Land der vielen Kulturen sucht Weg aus der Gewalt

Weltgebetstag der Frauen stellt Guyana in den Mittelpunkt

03. März 2008


Als Sozialarbeiterin ist Waveney Benjamin oft in den Süden Guyanas gereist: "Wir haben Mütterberatung bei den Ureinwohnern gemacht." Für sie als Küstenbewohnerin sei die Arbeit auch wegen des Klimas anstrengend gewesen, erinnert sie sich. Hygiene und Ernährungslehre waren wichtige Lehrinhalte, die sie im Auftrag der anglikanischen Kirche unterrichtete. Die Sozialarbeit hat sie längst in jüngere Hände gelegt. Jetzt ist die Pfarrerswitwe mit ganzem Herzen Präsidentin des nationalen Komitees für den Weltgebetstag der Frauen. Der ökumenische Aktionstag stellt dieses Jahr Guyana in den Mittelpunkt und wird am 7. März begangen.

Vor allem katholische Orden sind fern der Küste unter den Ureinwohnern des südamerikanischen Landes, den sogenannten Amerindians, tätig. Die Ursulinen haben im Hinterland eine Missionsstation, wo indische Mitschwestern, Angehörige der Adivasi, mit den Ureinwohnern arbeiten. "Ich weiß, wie es ist, in der Gesellschaft wenig zu gelten", sagt eine Schwester aus Indien, die seit zwei Jahren in Guyana lebt. Die Erfahrung, selbst herabgesetzt worden zu sein, helfe ihr zum Beispiel, wenn die amerindischen Dorfbewohner von abfälligen Bemerkungen ihrer Landsleute berichteten.

Die Oberin des Ursulinen-Konvents in der Hauptstadt Georgetown, Schwester Mary Peter, ist Guyanerin chinesischer Abstammung. Weil ihre Mutter nach dem frühen Tod des Vaters mit der Kindererziehung überfordert war, wuchs sie bei den katholischen Schwestern auf. Heute leitet die 70-Jährige ein Mädchenwaisenhaus in Georgetown.

Einige der 70 Mädchen sind Waisen, andere wurden von den Behörden eingewiesen, erklärt Mary Peter, die in Großbritannien Mathematik studiert und bis zu ihrer Pensionierung an höheren Schulen in verschiedenen Ländern gelehrt hat. "Viele Mädchen haben schreckliche Gewalt erlebt und sind tief verstört." Mit viel Liebe und noch mehr Geduld versuchen die Schwestern und Betreuerinnen, den Kindern ein Heim zu schaffen. "Das ist manchmal nur mit Gottes Hilfe zu schaffen", sagt sie.
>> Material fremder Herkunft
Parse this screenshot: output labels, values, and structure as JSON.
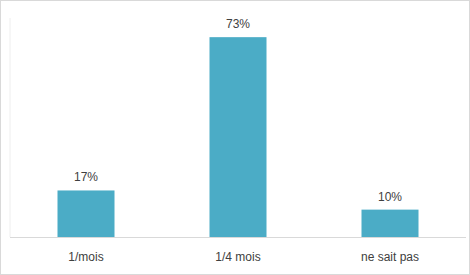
{
  "chart_data": {
    "type": "bar",
    "categories": [
      "1/mois",
      "1/4 mois",
      "ne sait pas"
    ],
    "values": [
      17,
      73,
      10
    ],
    "value_labels": [
      "17%",
      "73%",
      "10%"
    ],
    "color": "#4bacc6",
    "ylim": [
      0,
      80
    ],
    "grid": false,
    "data_labels": true,
    "tick_labels": "x"
  }
}
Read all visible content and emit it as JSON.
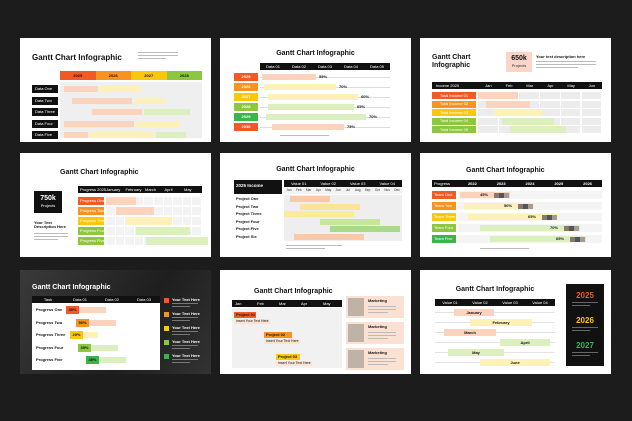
{
  "slides": [
    {
      "title": "Gantt Chart Infographic",
      "years": [
        "2025",
        "2026",
        "2027",
        "2028"
      ],
      "rows": [
        "Data One",
        "Data Two",
        "Data Three",
        "Data Four",
        "Data Five"
      ]
    },
    {
      "title": "Gantt Chart Infographic",
      "columns": [
        "Data 01",
        "Data 02",
        "Data 03",
        "Data 04",
        "Data 05"
      ],
      "rows": [
        "2025",
        "2026",
        "2027",
        "2028",
        "2029",
        "2030"
      ],
      "percents": [
        "55%",
        "70%",
        "60%",
        "65%",
        "70%",
        "75%"
      ]
    },
    {
      "title": "Gantt Chart Infographic",
      "stat": "650k",
      "stat_label": "Projects",
      "description": "Your text description here",
      "header": [
        "Income 2025",
        "Jan",
        "Feb",
        "Mar",
        "Apr",
        "May",
        "Jun"
      ],
      "rows": [
        "Total Income 01",
        "Total Income 02",
        "Total Income 03",
        "Total Income 04",
        "Total Income 05"
      ]
    },
    {
      "title": "Gantt Chart Infographic",
      "stat": "750k",
      "stat_label": "Projects",
      "description": "Your Text Description Here",
      "header": [
        "Progress 2025",
        "January",
        "February",
        "March",
        "April",
        "May"
      ],
      "rows": [
        "Progress One",
        "Progress Two",
        "Progress Three",
        "Progress Four",
        "Progress Five"
      ]
    },
    {
      "title": "Gantt Chart Infographic",
      "header": [
        "2025 Income",
        "Value 01",
        "Value 02",
        "Value 03",
        "Value 04"
      ],
      "months": [
        "Jan",
        "Feb",
        "Mar",
        "Apr",
        "May",
        "Jun",
        "Jul",
        "Aug",
        "Sep",
        "Oct",
        "Nov",
        "Dec"
      ],
      "rows": [
        "Project One",
        "Project Two",
        "Project Three",
        "Project Four",
        "Project Five",
        "Project Six"
      ]
    },
    {
      "title": "Gantt Chart Infographic",
      "header": [
        "Progress",
        "2022",
        "2023",
        "2024",
        "2025",
        "2026"
      ],
      "rows": [
        "Team One",
        "Team Two",
        "Team Three",
        "Team Four",
        "Team Five"
      ],
      "percents": [
        "45%",
        "50%",
        "65%",
        "70%",
        "65%"
      ]
    },
    {
      "title": "Gantt Chart Infographic",
      "header": [
        "Task",
        "Data 01",
        "Data 02",
        "Data 03"
      ],
      "rows": [
        "Progress One",
        "Progress Two",
        "Progress Three",
        "Progress Four",
        "Progress Five"
      ],
      "percents": [
        "30%",
        "50%",
        "20%",
        "35%",
        "45%"
      ],
      "legend": [
        "Your Text Here",
        "Your Text Here",
        "Your Text Here",
        "Your Text Here",
        "Your Text Here"
      ]
    },
    {
      "title": "Gantt Chart Infographic",
      "months": [
        "Jan",
        "Feb",
        "Mar",
        "Apr",
        "May"
      ],
      "tasks": [
        "Project 01",
        "Project 02",
        "Project 03"
      ],
      "task_note": "Insert Your Text Here",
      "cards": [
        "Marketing",
        "Marketing",
        "Marketing"
      ]
    },
    {
      "title": "Gantt Chart Infographic",
      "header": [
        "Value 01",
        "Value 02",
        "Value 03",
        "Value 04"
      ],
      "rows": [
        "January",
        "February",
        "March",
        "April",
        "May",
        "June"
      ],
      "years": [
        "2025",
        "2026",
        "2027"
      ]
    }
  ]
}
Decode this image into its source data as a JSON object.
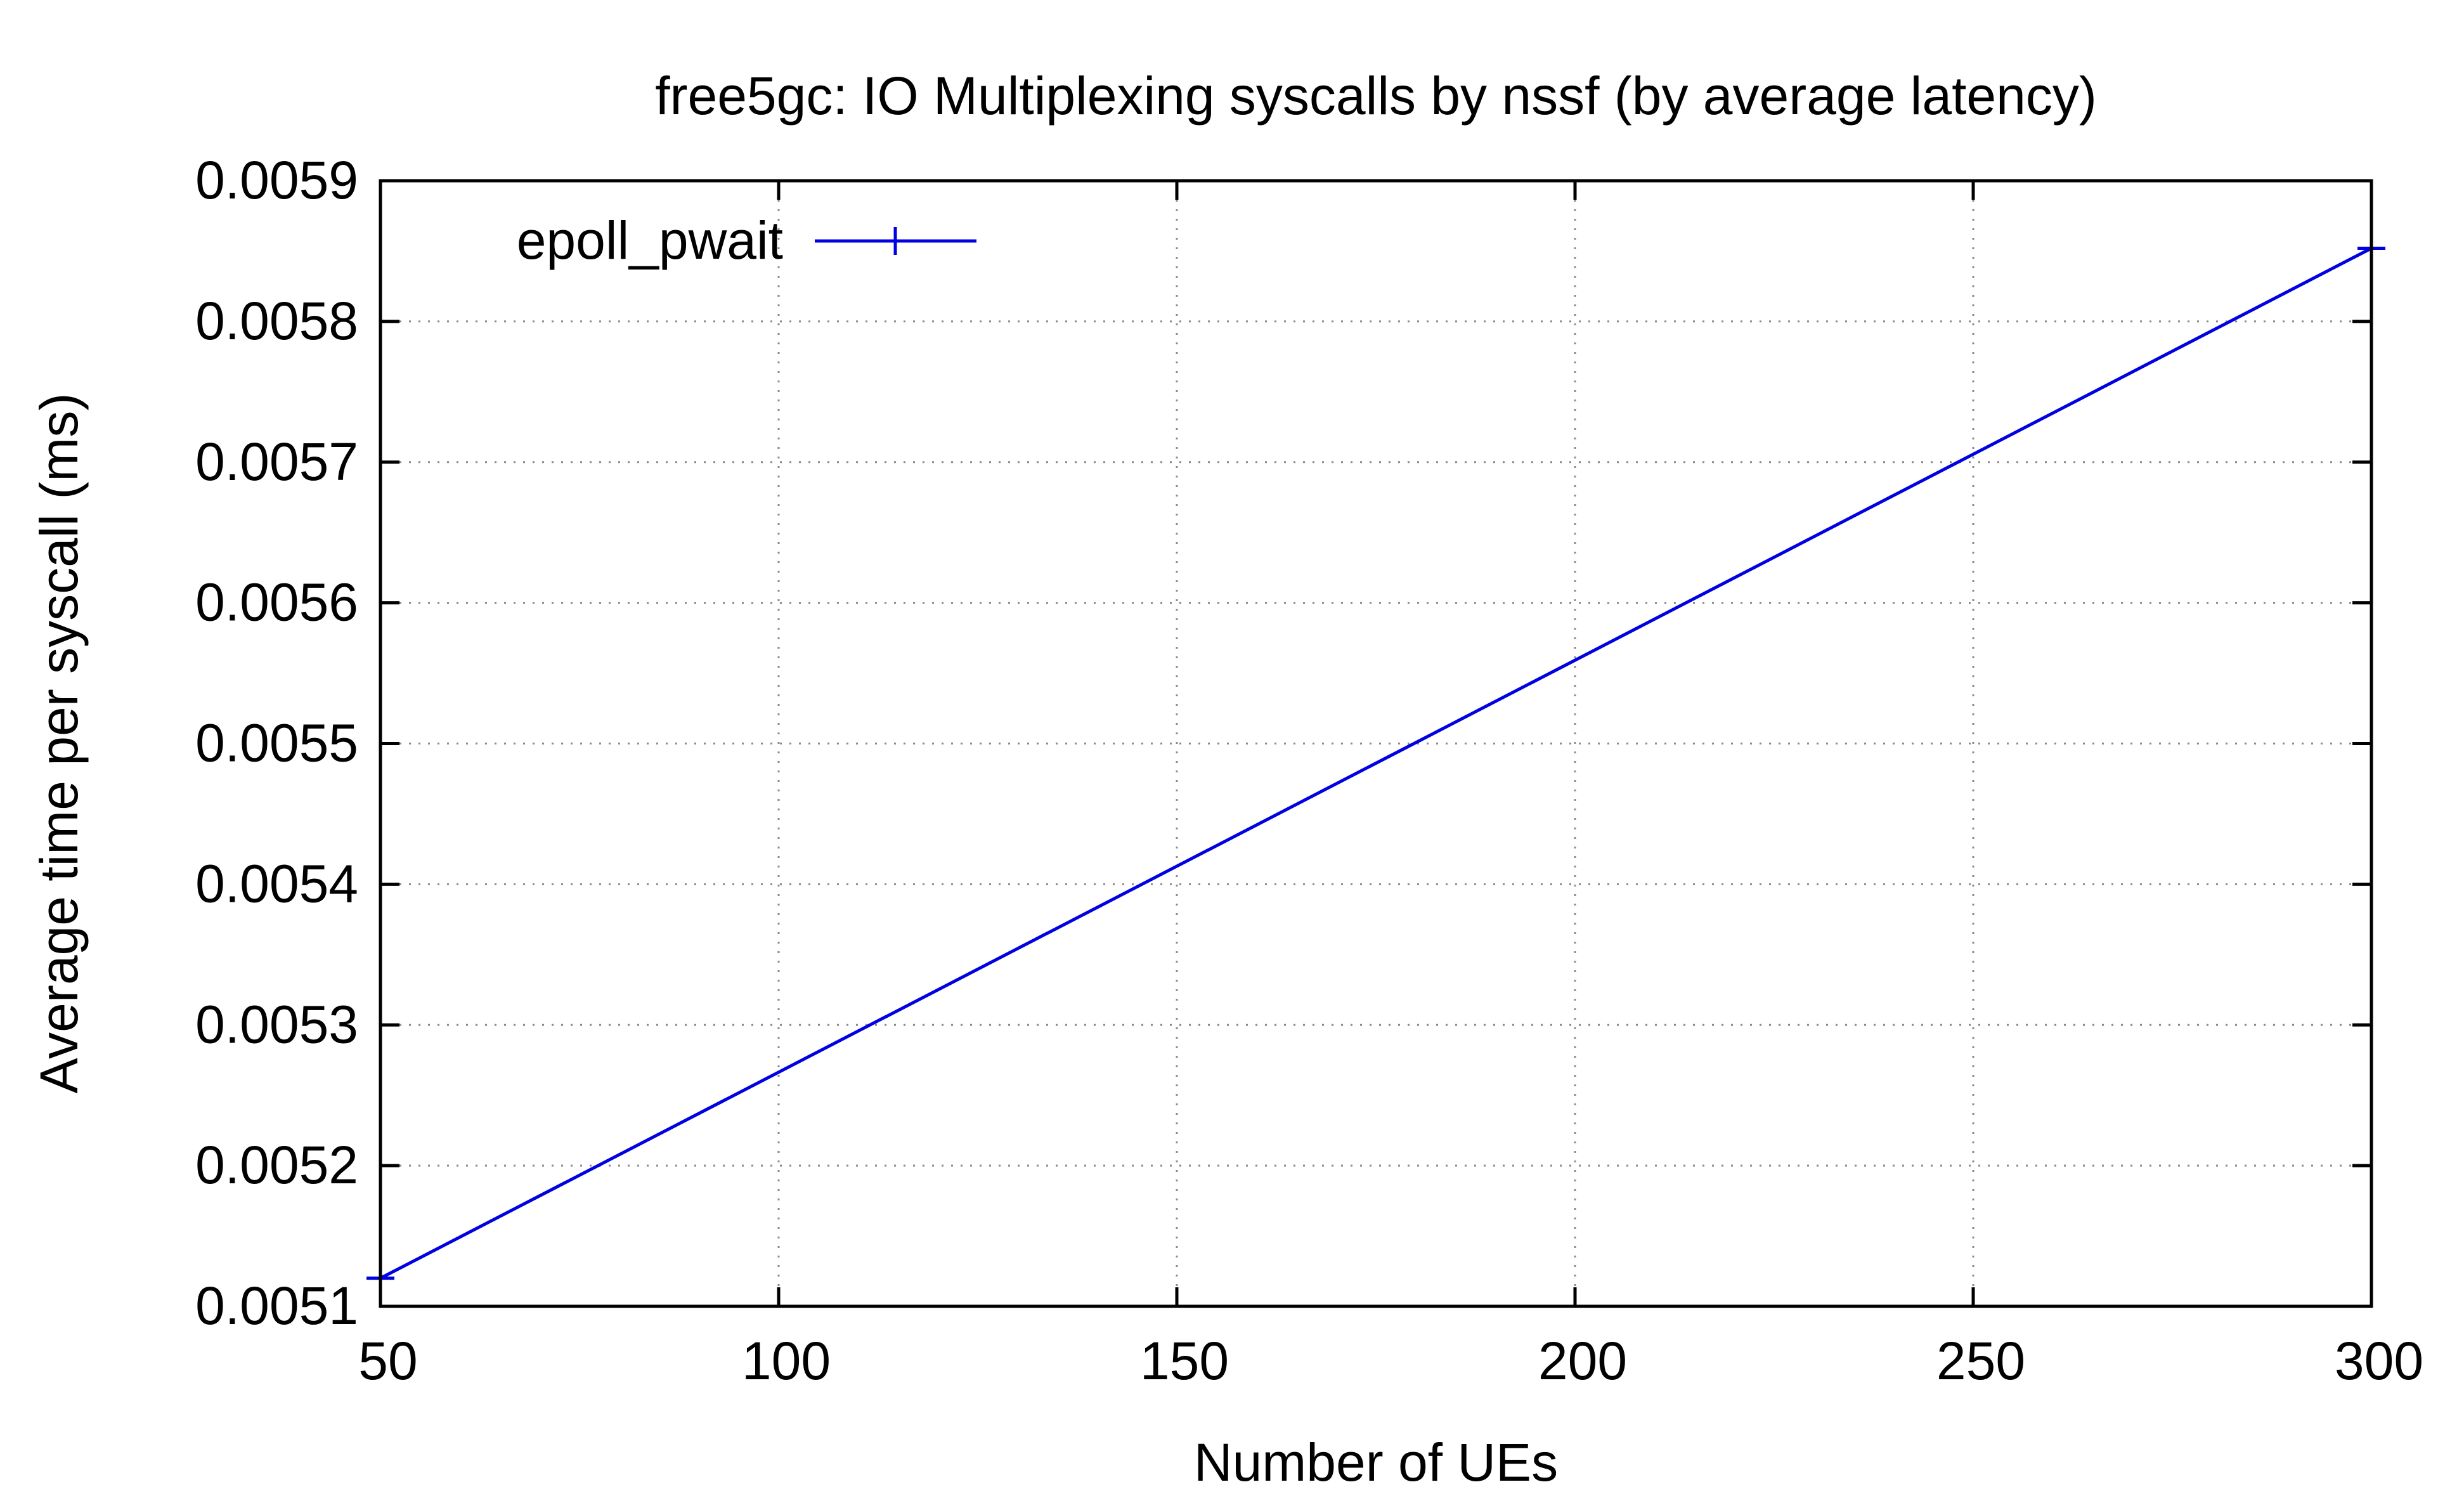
{
  "chart_data": {
    "type": "line",
    "title": "free5gc: IO Multiplexing syscalls by nssf (by average latency)",
    "xlabel": "Number of UEs",
    "ylabel": "Average time per syscall (ms)",
    "xlim": [
      50,
      300
    ],
    "ylim": [
      0.0051,
      0.0059
    ],
    "x_ticks": [
      "50",
      "100",
      "150",
      "200",
      "250",
      "300"
    ],
    "y_ticks": [
      "0.0051",
      "0.0052",
      "0.0053",
      "0.0054",
      "0.0055",
      "0.0056",
      "0.0057",
      "0.0058",
      "0.0059"
    ],
    "grid": true,
    "legend_position": "top-left",
    "series": [
      {
        "name": "epoll_pwait",
        "color": "#0000e0",
        "marker": "plus",
        "x": [
          50,
          300
        ],
        "y": [
          0.00512,
          0.005852
        ]
      }
    ]
  }
}
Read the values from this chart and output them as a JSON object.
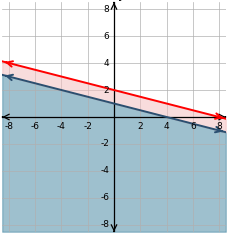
{
  "xlim": [
    -8.5,
    8.5
  ],
  "ylim": [
    -8.5,
    8.5
  ],
  "xticks": [
    -8,
    -6,
    -4,
    -2,
    2,
    4,
    6,
    8
  ],
  "yticks": [
    -8,
    -6,
    -4,
    -2,
    2,
    4,
    6,
    8
  ],
  "line1_slope": -0.25,
  "line1_intercept": 2,
  "line2_slope": -0.25,
  "line2_intercept": 1,
  "line1_color": "#ff0000",
  "line2_color": "#2b4f70",
  "fill_between_color": "#f4c0c0",
  "fill_below_color": "#6a9fb5",
  "fill_below_alpha": 0.65,
  "fill_between_alpha": 0.55,
  "background_color": "#ffffff",
  "grid_color": "#b0b0b0",
  "tick_fontsize": 6.5,
  "axis_label_fontsize": 9
}
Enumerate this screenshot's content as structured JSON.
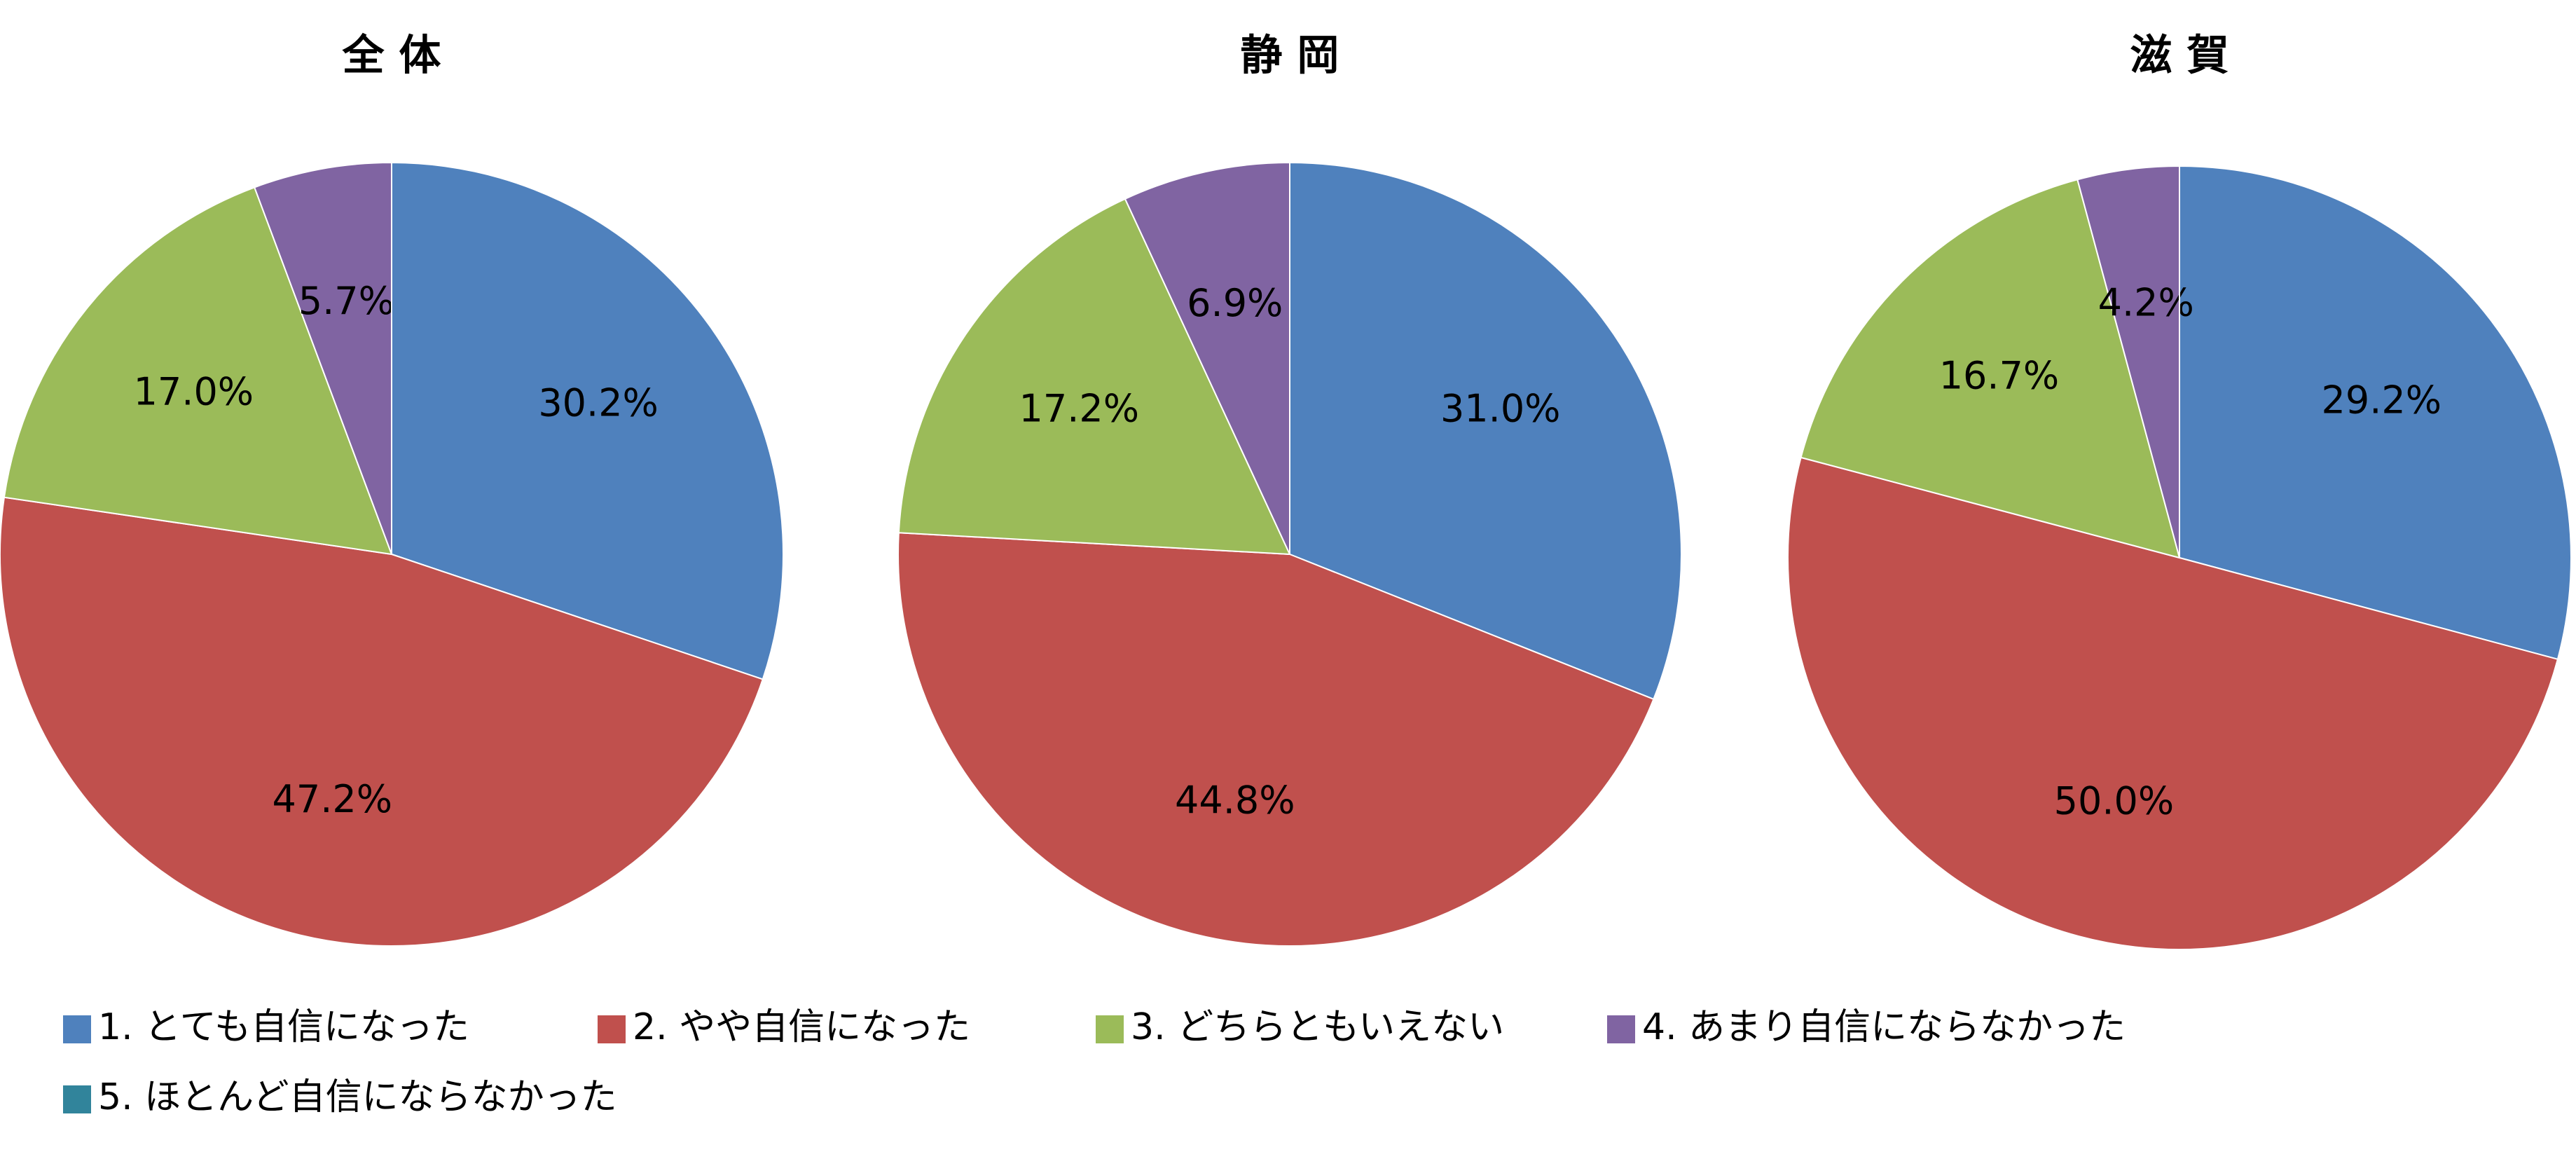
{
  "chart_data": [
    {
      "type": "pie",
      "title": "全 体",
      "categories": [
        "1. とても自信になった",
        "2. やや自信になった",
        "3. どちらともいえない",
        "4. あまり自信にならなかった",
        "5. ほとんど自信にならなかった"
      ],
      "values": [
        30.2,
        47.2,
        17.0,
        5.7,
        0
      ],
      "value_labels": [
        "30.2%",
        "47.2%",
        "17.0%",
        "5.7%",
        null
      ],
      "colors": [
        "#4f81bd",
        "#c0504d",
        "#9bbb59",
        "#8064a2",
        "#31849b"
      ]
    },
    {
      "type": "pie",
      "title": "静 岡",
      "categories": [
        "1. とても自信になった",
        "2. やや自信になった",
        "3. どちらともいえない",
        "4. あまり自信にならなかった",
        "5. ほとんど自信にならなかった"
      ],
      "values": [
        31.0,
        44.8,
        17.2,
        6.9,
        0
      ],
      "value_labels": [
        "31.0%",
        "44.8%",
        "17.2%",
        "6.9%",
        null
      ],
      "colors": [
        "#4f81bd",
        "#c0504d",
        "#9bbb59",
        "#8064a2",
        "#31849b"
      ]
    },
    {
      "type": "pie",
      "title": "滋 賀",
      "categories": [
        "1. とても自信になった",
        "2. やや自信になった",
        "3. どちらともいえない",
        "4. あまり自信にならなかった",
        "5. ほとんど自信にならなかった"
      ],
      "values": [
        29.2,
        50.0,
        16.7,
        4.2,
        0
      ],
      "value_labels": [
        "29.2%",
        "50.0%",
        "16.7%",
        "4.2%",
        null
      ],
      "colors": [
        "#4f81bd",
        "#c0504d",
        "#9bbb59",
        "#8064a2",
        "#31849b"
      ]
    }
  ]
}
Häusliche Gewalt ist ein großes Problem in Guyana. "Das hat mit dem Machismo in der karibischen Kultur zu tun", erklärt Deborah Bakker. Die Oppositionspolitikerin und Anwältin hat sich auf Familienrecht spezialisiert. "Unsere Gesellschaft, die glaubt, dass echte Männer gewaltbereit sind und 'gute' Mädchen sich die Gewalt gefallen lassen, muss sich schleunigst ändern, sonst können wir unsere blutige Vergangenheit nie bewältigen."

Die ethnisch motivierten Auseinandersetzungen zwischen den indisch-stämmigen und den afrikanisch-stämmigen Bewohnern haben eine lange Geschichte. Die Malerin und Essayistin Bernadette Indira Persaud verarbeitet sie in ihren leuchtend bunten Bildern und malt und schreibt gegen den Hass. Dabei stellt sie nicht nur grausame Szenen dar.

In den verschiedenen Religionen der Bevölkerung Guyanas versucht die Kunstprofessorin das Heilende und Verbindende zu finden. "Nie hatten wir Auseinandersetzungen aus religiösen Gründen", erklärt sie. "Wir könnten also das Versöhnende im Christentum, im Hinduismus, im Islam oder in den Naturreligionen einsetzen, um unser Land zu befrieden, die Schmerzen zu lindern und Hoffnung für die Zukunft schaffen."

Für die Christinnen des Weltgebetstages steht fest, dass ohne Gottes Hilfe Guyana dem Teufelskreis der Gewalt und Gegengewalt nicht entfliehen kann. Am 7. März werden sie zusammen mit Menschen in 170 Ländern weltweit dafür beten.